Mandat hanya mencakup daftar layanan yang dipilih, meskipun calon pengunjung dan penduduk dapat memberikan informasi secara sukarela jika mereka milik situs sosial yang tidak disebutkan dalam formulir, dikutip dari Engadget, Minggu (2/6/2019).
Pelamar juga harus memberikan alamat email dan nomor telepon sebelumnya di atas info non-komunikasi seperti status perjalanan mereka dan keterlibatan keluarga dalam terorisme. Beberapa diplomat dan pejabat dibebaskan dari persyaratan.
AS sebelumnya hanya meminta rincian ini untuk orang-orang yang mengunjungi daerah-daerah yang dikuasai teroris. Namun, tujuannya sama. AS berharap untuk memverifikasi identitas dan menemukan ekstrimis yang telah mendiskusikan ideologi mereka secara online, berpotensi mencegah insiden seperti penembakan massal San Bernardino .

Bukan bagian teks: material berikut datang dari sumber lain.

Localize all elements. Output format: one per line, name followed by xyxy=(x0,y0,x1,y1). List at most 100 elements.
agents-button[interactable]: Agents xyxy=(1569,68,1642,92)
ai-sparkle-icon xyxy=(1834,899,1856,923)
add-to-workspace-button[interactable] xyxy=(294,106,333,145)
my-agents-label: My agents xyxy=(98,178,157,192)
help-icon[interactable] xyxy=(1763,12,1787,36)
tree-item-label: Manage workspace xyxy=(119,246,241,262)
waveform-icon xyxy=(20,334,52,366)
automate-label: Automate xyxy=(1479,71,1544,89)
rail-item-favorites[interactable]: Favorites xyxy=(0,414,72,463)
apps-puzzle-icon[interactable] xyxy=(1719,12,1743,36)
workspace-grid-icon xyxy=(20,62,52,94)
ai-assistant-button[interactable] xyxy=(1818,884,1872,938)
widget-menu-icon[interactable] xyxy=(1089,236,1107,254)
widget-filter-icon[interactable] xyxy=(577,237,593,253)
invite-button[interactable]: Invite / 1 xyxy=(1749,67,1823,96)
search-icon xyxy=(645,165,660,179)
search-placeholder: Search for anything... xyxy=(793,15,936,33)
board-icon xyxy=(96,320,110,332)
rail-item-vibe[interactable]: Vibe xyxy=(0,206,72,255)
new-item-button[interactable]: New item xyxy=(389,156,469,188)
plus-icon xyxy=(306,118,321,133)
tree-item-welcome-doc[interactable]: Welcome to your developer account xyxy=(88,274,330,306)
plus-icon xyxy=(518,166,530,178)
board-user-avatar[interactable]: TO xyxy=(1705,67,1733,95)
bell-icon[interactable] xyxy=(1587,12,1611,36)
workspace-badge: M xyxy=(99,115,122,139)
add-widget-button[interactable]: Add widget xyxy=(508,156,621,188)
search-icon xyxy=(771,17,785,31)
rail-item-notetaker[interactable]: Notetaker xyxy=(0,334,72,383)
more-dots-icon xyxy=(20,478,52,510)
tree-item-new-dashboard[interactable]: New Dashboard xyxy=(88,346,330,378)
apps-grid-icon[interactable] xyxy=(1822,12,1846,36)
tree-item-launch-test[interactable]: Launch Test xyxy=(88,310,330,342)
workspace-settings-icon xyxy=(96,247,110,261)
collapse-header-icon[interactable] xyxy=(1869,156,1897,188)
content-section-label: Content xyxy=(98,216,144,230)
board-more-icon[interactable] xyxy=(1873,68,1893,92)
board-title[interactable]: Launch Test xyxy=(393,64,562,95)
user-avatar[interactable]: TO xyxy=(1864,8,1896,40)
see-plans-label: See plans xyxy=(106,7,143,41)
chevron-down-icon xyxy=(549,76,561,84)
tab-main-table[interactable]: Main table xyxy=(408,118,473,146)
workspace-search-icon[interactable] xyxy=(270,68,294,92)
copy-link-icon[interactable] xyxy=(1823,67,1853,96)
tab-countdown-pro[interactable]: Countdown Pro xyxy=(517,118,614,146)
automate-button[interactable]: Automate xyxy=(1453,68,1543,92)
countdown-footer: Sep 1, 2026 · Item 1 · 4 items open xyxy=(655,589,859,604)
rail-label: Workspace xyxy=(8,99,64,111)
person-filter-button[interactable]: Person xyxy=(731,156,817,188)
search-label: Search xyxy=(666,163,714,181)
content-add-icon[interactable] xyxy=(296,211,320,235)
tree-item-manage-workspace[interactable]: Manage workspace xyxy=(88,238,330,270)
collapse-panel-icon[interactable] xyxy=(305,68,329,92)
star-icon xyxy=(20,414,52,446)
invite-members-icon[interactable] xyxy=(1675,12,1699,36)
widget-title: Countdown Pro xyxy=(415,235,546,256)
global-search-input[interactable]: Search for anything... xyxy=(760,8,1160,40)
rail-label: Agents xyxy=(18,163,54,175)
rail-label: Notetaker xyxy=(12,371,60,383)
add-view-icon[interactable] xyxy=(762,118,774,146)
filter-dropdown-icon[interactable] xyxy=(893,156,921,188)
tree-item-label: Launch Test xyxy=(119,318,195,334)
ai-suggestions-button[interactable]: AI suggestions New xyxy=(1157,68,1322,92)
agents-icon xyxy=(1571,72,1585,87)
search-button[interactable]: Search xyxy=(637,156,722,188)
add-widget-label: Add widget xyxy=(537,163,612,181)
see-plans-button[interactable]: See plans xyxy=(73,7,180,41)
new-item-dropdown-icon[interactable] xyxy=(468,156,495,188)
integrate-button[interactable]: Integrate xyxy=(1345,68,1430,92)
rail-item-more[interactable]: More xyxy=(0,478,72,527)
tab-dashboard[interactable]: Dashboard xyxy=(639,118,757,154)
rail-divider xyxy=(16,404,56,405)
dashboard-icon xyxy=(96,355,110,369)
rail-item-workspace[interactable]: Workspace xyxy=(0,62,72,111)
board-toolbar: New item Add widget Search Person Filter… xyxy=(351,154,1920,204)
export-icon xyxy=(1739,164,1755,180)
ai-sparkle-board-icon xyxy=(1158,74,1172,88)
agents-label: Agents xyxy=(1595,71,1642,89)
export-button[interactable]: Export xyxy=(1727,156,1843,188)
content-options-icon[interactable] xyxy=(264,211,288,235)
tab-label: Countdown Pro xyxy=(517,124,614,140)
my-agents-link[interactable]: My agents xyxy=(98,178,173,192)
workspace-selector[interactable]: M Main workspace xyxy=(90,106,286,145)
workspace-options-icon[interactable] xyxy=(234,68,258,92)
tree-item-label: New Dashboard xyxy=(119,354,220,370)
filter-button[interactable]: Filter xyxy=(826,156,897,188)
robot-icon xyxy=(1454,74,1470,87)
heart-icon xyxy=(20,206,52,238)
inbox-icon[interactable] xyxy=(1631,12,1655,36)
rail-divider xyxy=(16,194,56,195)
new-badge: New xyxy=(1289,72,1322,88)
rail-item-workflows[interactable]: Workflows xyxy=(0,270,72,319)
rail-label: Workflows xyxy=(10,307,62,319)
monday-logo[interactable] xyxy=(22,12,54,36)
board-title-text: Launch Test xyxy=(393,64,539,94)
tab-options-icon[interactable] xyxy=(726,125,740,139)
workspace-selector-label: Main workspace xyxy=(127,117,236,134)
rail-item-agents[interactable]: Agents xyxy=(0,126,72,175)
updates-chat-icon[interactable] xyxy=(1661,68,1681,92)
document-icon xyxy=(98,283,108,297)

Ukuran itu akan memengaruhi jutaan pencari visa setiap tahun, meskipun efektif atau tidaknya itu tidak jelas. Seorang pejabat Departemen Luar Negeri mengatakan kepada The Hill bahwa pelamar dapat menghadapi "konsekuensi imigrasi yang serius" jika mereka kedapatan berbohong, tetapi tidak yakin bahwa mereka akan ditemukan secara tepat waktu - kebijakan tersebut mengandalkan pelamar yang mengatakan yang sebenarnya. dan memiliki akun yang relatif mudah ditemukan jika tidak jujur. Suka atau tidak suka, ini memengaruhi privasi pengguna media sosial yang mungkin tidak ingin membocorkan identitas online mereka (khususnya akun pribadi) kepada staf pemerintah.